I think it would make Christen smile to know a research grant named for her might help children in the future. Nothing would please her more. And naming a grant for her is a way for my wife Andrea, Christen’s brother Aidan, and me to keep Christen’s memory alive and to share her memory with others, including the scientists who will receive support from this fund.
When I was first asked to join PHA’s Board of Trustees, I resisted the invitation because I felt that the constant exposure to the whole issue of PH would only make coping with the loss of my daughter even more difficult than it already was. When I consented to join the Board, I said that I would never attend a Conference or accept any leadership position. I laugh about that now because a few months later, I was at Conference and I’ve since had a number of leadership positions, including Chair of the Board. Being a part of PHA has given me a way to redeem Christen’s death by turning a tragedy into positive action. I never want another family to endure what we went through, and if Andrea, Aidan and I can play some small part in moving toward that goal, then we’ll be happy. And on top of that, I’ve made some of the best friends I’ve ever had in the PHA community.

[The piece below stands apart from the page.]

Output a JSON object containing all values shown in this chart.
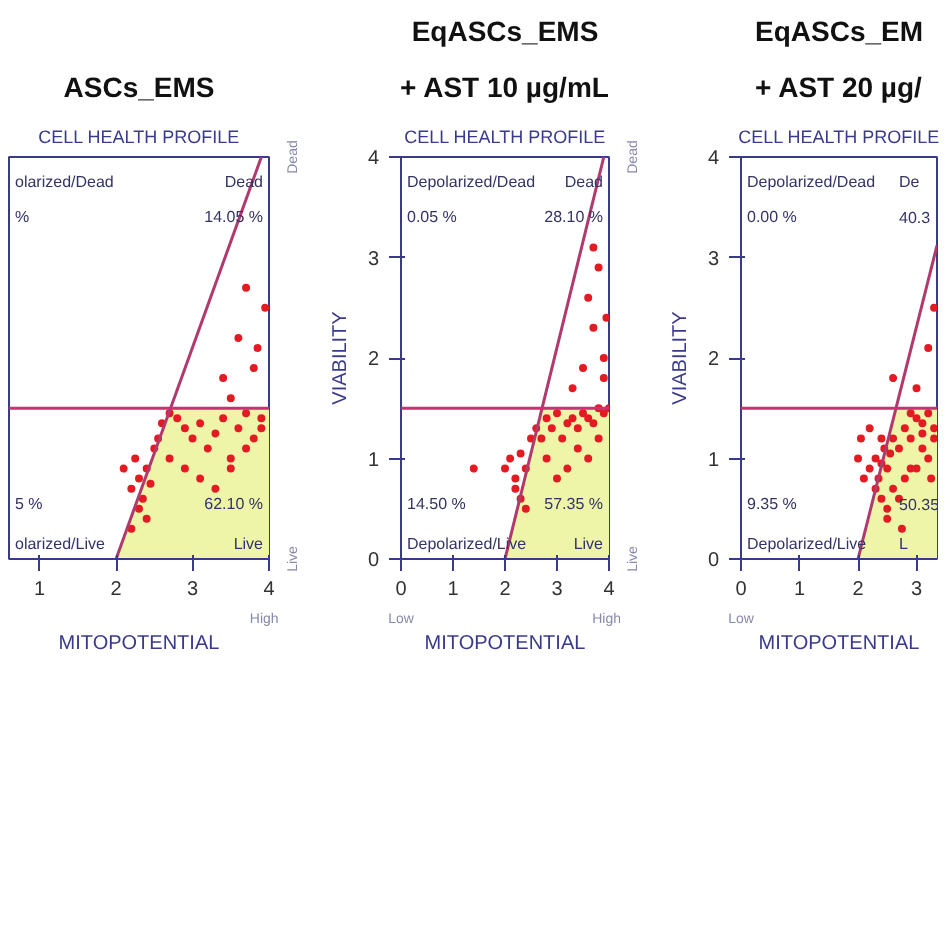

I often think, “What if there had been PH Care Centers in 2000? Or what if there had been an early diagnosis campaign in the late 1990s that Christen’s primary care physician heard about? Or what if there were 13 FDA-approved treatments then instead of just one? Maybe Christen would be alive today, and maybe I would have grandchildren.” So, for other kids and dads and moms, I’m fully committed to fighting this wicked disease any way I can, and so are Andrea and Aidan.
In spite of the loss of my daughter, our lives have been full of many blessings. Andrea, Aidan, and I are healthy and happy and grateful for all those blessings. We have discovered that by giving as generously as we can, we actually receive even more blessings. A further benefit comes from the knowledge that we might be sharing our blessings with others whom we have never met. We actually derive pleasure and satisfaction from giving. We feel great about that and hope others will join with us.